L’UE occupe une position unique dans les chaînes industrielles et d’approvisionnement mondiales, et son marché intégré a joué un rôle important dans l’optimisation de l’allocation des ressources au cours des dernières décennies. Le renforcement des liens avec les marchés, y compris la Chine, et le développement de la coopération économique et commerciale avec des partenaires commerciaux engagés à respecter les règles et l’ordre économiques et commerciaux dans le cadre multilatéral peuvent réduire efficacement les risques commerciaux auxquels l’UE est confrontée. Avant le début du premier mandat de M. Trump, la Chine et l’Europe avaient convenu de promouvoir l’ouverture des marchés, y compris les investissements.

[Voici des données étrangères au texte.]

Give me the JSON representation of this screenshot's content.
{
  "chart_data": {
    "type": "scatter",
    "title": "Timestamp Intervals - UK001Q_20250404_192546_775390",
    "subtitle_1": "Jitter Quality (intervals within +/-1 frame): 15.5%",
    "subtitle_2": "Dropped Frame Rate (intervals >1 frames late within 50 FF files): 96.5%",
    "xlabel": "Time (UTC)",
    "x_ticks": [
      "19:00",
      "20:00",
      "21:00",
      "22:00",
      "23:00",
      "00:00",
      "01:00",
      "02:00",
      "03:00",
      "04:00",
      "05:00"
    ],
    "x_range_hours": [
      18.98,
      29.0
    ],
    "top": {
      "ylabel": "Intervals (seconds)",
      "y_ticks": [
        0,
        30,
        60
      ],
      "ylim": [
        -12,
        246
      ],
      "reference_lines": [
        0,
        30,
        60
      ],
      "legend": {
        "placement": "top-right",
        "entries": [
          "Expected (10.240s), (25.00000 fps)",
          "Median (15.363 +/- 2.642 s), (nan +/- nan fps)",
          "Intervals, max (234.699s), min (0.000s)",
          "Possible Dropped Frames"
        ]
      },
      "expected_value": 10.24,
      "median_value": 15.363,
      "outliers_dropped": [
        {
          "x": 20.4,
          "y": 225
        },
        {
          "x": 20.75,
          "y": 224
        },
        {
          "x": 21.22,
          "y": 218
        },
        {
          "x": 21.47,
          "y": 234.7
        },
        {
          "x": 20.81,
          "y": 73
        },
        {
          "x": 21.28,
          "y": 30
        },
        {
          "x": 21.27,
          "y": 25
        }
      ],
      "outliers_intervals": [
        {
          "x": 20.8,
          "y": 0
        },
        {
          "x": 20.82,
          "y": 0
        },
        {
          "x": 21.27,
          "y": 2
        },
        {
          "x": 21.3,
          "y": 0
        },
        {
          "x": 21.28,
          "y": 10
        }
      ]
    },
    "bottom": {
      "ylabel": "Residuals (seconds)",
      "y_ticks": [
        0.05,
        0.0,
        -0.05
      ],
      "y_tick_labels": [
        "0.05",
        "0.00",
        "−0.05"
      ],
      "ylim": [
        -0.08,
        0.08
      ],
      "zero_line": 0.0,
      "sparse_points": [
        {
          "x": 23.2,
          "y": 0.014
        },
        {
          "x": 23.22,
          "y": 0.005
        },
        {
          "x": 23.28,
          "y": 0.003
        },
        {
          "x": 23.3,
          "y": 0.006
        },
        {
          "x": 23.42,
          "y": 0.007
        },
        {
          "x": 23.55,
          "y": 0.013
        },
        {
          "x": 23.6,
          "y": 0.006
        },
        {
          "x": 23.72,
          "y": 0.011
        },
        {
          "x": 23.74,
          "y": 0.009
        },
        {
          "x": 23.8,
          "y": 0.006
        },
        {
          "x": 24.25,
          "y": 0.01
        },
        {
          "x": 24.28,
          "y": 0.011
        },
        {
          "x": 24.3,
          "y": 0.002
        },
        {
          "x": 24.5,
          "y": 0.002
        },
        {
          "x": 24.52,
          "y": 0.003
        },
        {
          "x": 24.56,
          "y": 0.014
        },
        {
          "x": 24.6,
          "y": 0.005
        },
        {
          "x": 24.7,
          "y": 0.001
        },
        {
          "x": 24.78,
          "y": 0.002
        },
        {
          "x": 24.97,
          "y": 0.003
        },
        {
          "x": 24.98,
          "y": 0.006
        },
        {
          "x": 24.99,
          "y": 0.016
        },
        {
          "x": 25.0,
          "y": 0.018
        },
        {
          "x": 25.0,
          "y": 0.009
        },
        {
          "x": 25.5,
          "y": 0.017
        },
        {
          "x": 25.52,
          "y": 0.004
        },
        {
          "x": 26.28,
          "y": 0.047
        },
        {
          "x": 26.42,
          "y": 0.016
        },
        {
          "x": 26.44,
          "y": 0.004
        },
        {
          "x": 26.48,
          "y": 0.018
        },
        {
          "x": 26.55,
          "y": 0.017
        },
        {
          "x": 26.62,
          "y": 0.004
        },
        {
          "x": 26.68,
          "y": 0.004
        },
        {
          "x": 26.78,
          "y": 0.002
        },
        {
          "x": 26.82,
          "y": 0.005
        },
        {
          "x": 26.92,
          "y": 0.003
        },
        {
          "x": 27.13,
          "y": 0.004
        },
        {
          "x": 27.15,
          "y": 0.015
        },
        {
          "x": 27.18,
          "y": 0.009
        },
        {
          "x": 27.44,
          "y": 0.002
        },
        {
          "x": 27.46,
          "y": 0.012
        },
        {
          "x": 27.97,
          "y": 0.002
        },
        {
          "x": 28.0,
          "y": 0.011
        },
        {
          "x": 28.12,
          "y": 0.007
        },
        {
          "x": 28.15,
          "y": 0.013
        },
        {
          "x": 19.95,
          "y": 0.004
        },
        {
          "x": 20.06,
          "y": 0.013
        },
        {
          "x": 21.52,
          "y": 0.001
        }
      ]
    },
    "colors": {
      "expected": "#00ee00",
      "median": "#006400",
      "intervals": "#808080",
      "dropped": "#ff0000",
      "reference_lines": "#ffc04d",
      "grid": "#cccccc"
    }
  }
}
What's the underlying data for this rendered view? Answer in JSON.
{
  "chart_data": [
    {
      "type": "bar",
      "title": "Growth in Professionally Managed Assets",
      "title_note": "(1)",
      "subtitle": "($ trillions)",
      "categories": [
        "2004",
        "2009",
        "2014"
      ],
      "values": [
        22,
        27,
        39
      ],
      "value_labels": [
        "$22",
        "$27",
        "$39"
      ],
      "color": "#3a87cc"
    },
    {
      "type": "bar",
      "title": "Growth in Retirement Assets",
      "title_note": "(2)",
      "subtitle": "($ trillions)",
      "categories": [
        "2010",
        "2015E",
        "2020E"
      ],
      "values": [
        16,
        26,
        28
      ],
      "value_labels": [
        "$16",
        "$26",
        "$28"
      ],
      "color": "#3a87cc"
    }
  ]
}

Pour les deux géants économiques que sont la Chine et l’Europe, si un mécanisme de règles bilatérales stables peut être établi, les entreprises gagneront en confiance pour participer au développement et à la coopération à long terme, et joueront ainsi un rôle plus efficace. En fait, dans les secteurs émergents, notamment les véhicules à énergie nouvelle, l’économie numérique et l’intelligence artificielle, l’UE a non seulement la volonté de participer, mais dispose également de conditions favorables. Comme l’a dit Mme von der Leyen, l’Europe doit « réduire ses risques » et, à l’heure actuelle, le plus grand risque auquel elle est confrontée sur le plan économique est l’intervention des États-Unis dans les affaires commerciales et la dépendance excessive de l’UE à l’égard des échanges commerciaux avec les États-Unis.
Mais qu’il s’agisse d’énergie ou d’automobile, les États-Unis ne sont pas le seul partenaire mondial. Le renforcement de la coopération entre la Chine et l’Europe dans les domaines concernés, la réduction des restrictions sur la circulation des facteurs et la prévention des abus en matière de sécurité nationale fourniront aux marchés de l’UE des solutions plus efficaces, l’aideront à respecter son engagement à lutter contre le changement climatique et à promouvoir le développement durable de l’économie verte, et fourniront également au marché chinois davantage de produits européens de haute qualité.
Plus important encore, la coopération Chine-UE renforcera efficacement la stabilité du système commercial mondial, insufflera confiance et motivation dans le soutien des autres pays à la mondialisation économique et créera de meilleures conditions pour promouvoir un développement innovant avec un marché plus large et un consensus élargi.
Faisant suite aux messages positifs entre le Premier ministre chinois Li Qiang et Mme von der Leyen lors de leur appel téléphonique, le ministre chinois du Commerce Wang Wentao et le commissaire européen au commerce et à la sécurité économique Maroš Šefčovič ont tenu une vidéoconférence le 8 avril. Les deux parties ont eu des échanges de vues approfondis et francs sur le renforcement de la coopération économique et commerciale entre la Chine et l’UE et la réponse aux soi-disant « tarifs réciproques » imposés par les États-Unis, ce qui devrait apporter plus de certitude à la coopération entre la Chine et l’UE.
*ZHOU MI est chercheur à l’Académie chinoise du commerce international et de la coopération économique relevant du ministère du Commerce.